False. Fat cat uber-rich investors hire only fat cat uber-rich CEOs and pay them tens of millions even if they drive the company into the ground. What do the hard workers who actually carry out the company's business get when the CEO collects tens of millions for crashing the company and costing all of them their jobs?
 
In actuality? Because none of it is your money. I might agree with you on some people being paid too much, but I'm not saying it to suggest that the government come in and start regulating or confiscating their pay.

Actually, it's not the CEO's money either. Generally they hold power without ownership. And the stockholders are in no position to control them, because the stock is so dispersed as to make any individual stockholder powerless. The way it works is that corporate boards appoint CEOs, CEOs appoint boards, and they form a little "corporate aristocracy" among them.

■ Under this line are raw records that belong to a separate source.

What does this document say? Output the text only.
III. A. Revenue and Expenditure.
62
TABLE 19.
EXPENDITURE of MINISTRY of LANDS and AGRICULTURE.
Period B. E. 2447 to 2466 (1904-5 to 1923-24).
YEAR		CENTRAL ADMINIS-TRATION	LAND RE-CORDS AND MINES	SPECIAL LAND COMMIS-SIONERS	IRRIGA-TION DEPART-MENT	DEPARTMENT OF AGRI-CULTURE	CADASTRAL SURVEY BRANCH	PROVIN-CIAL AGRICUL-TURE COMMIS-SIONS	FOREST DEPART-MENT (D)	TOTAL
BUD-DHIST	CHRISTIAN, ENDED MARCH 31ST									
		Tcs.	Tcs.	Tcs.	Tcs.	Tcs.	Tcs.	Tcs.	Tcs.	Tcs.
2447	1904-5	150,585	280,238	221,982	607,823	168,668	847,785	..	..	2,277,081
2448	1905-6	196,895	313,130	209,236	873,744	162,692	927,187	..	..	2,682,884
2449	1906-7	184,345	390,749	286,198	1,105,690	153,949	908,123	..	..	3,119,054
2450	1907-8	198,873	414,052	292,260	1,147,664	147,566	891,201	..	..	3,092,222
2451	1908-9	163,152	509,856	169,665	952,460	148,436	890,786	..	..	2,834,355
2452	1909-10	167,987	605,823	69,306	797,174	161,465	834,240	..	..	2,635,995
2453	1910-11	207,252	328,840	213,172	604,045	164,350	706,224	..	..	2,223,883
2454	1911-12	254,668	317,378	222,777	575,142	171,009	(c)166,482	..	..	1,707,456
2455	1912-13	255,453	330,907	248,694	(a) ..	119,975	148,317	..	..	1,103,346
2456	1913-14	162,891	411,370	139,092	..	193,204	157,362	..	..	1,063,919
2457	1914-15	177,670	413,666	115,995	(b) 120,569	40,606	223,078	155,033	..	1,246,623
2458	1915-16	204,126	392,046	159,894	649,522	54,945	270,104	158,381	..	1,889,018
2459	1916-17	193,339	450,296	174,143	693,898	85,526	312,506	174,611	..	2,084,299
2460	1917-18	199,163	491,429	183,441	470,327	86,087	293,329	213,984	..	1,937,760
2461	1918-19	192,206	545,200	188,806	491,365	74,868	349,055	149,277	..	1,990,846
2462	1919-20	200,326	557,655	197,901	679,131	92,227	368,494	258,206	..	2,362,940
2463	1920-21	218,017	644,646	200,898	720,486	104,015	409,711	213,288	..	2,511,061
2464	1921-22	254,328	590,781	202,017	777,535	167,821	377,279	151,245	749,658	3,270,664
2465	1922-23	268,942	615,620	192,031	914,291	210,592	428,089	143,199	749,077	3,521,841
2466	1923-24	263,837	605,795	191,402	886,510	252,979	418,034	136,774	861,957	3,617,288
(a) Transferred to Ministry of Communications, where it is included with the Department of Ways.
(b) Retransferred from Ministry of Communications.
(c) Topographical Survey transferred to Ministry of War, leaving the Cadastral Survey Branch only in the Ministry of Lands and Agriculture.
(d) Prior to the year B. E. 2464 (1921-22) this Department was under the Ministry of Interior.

Given this void of power by the owners, which the supposed caretakers then appropriate for their own benefit, it seems that the least which could be done would be to have the government fill the void through stricter regulation. It's far from the best solution - not my favorite, certainly - but it would alleviate the problem.

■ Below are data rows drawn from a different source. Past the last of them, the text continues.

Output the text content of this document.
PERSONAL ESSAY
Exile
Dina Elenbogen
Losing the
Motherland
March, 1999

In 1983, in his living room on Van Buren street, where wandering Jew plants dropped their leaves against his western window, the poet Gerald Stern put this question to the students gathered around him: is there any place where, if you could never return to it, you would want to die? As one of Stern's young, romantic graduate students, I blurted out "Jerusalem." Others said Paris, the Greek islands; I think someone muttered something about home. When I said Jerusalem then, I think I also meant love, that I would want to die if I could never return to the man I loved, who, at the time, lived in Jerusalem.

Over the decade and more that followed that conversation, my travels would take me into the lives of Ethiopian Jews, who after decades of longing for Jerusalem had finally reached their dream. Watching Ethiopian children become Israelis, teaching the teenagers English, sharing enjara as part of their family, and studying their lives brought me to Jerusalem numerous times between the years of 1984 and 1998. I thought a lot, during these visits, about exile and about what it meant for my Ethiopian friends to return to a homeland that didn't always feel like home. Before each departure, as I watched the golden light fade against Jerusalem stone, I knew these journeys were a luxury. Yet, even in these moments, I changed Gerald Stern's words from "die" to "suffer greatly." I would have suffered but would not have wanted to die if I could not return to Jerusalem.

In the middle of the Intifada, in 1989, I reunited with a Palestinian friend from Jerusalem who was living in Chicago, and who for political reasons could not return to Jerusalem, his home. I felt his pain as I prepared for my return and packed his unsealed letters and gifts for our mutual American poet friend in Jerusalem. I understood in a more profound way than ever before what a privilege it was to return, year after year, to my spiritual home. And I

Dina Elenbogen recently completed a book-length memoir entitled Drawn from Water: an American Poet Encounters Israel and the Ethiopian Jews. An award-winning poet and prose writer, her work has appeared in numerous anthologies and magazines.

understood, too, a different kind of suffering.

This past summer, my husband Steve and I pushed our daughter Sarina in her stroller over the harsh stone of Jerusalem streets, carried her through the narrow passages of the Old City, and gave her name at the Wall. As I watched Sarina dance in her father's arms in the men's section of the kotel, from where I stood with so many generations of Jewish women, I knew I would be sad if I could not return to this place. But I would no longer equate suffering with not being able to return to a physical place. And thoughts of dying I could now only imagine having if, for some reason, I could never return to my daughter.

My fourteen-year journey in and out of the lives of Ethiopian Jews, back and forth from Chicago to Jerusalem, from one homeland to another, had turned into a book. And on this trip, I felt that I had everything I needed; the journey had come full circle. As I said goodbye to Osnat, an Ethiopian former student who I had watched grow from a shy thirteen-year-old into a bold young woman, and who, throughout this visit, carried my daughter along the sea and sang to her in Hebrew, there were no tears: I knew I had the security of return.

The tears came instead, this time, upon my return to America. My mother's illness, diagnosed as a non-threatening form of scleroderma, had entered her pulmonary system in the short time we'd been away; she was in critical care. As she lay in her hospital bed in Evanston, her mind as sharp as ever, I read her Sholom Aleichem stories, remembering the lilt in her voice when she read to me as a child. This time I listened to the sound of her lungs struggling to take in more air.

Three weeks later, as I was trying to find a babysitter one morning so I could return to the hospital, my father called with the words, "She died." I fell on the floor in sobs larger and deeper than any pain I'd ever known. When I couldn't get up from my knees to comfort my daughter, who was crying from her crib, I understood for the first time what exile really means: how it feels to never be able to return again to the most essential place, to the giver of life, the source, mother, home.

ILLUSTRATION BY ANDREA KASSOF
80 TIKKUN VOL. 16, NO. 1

Here's something I thought was interesting after looking at 2010's highest paid CEOs: if Charlie Sheen formed his own company and completed a full season of 24 episodes, SheenCo., then he'd be the second highest paid executive in the country. How come it seems like the same people that target CEO pay don't go after Hollywood pay? Same applies to professional sports: in 2009, Tiger Woods made $110 million, higher than any American corporate executive.

They do earn too much, and it's another purely american phenomenon. I do see people complaining about that.
 
Steve jobs leaves apple, it dies. He comes back, it booms.

I mean good evidence. Simply showing a bunch of companies that succeeded with "good CEOs" is worthless as evidence.

If you have a bunch of companies, and assign integers (say from 0-9) randomly, you're going to end up with a bunch of "6's" which succeed. That's not relevant though, you need to figure out a way to show that assigning a company a "6" is significantly more likely to cause it to succeed than assigning it an "8".

Similarly, you need to show that assigning a "good CEO" to company A is more likely to cause company A to succeed than assigning a random CEO, without using the success of company A as a metric in defining the quality of the CEO.
 
I mean good evidence. Simply showing a bunch of companies that succeeded with "good CEOs" is worthless as evidence.

.

Its not only good. Apple succeeded with a good CEO, failed when he didn't, and flew again when he came back on board. Jobs is probably the single most important person to apple.

Similarly, you need to show that assigning a "good CEO" to company A is more likely to cause company A to succeed than assigning a random CEO, without using the success of company A as a metric in defining the quality of the CEO


That makes no sense at all, how are you going to show that a CEO is more likely to cause a company to succeed without using the success of the company to measure the CEO?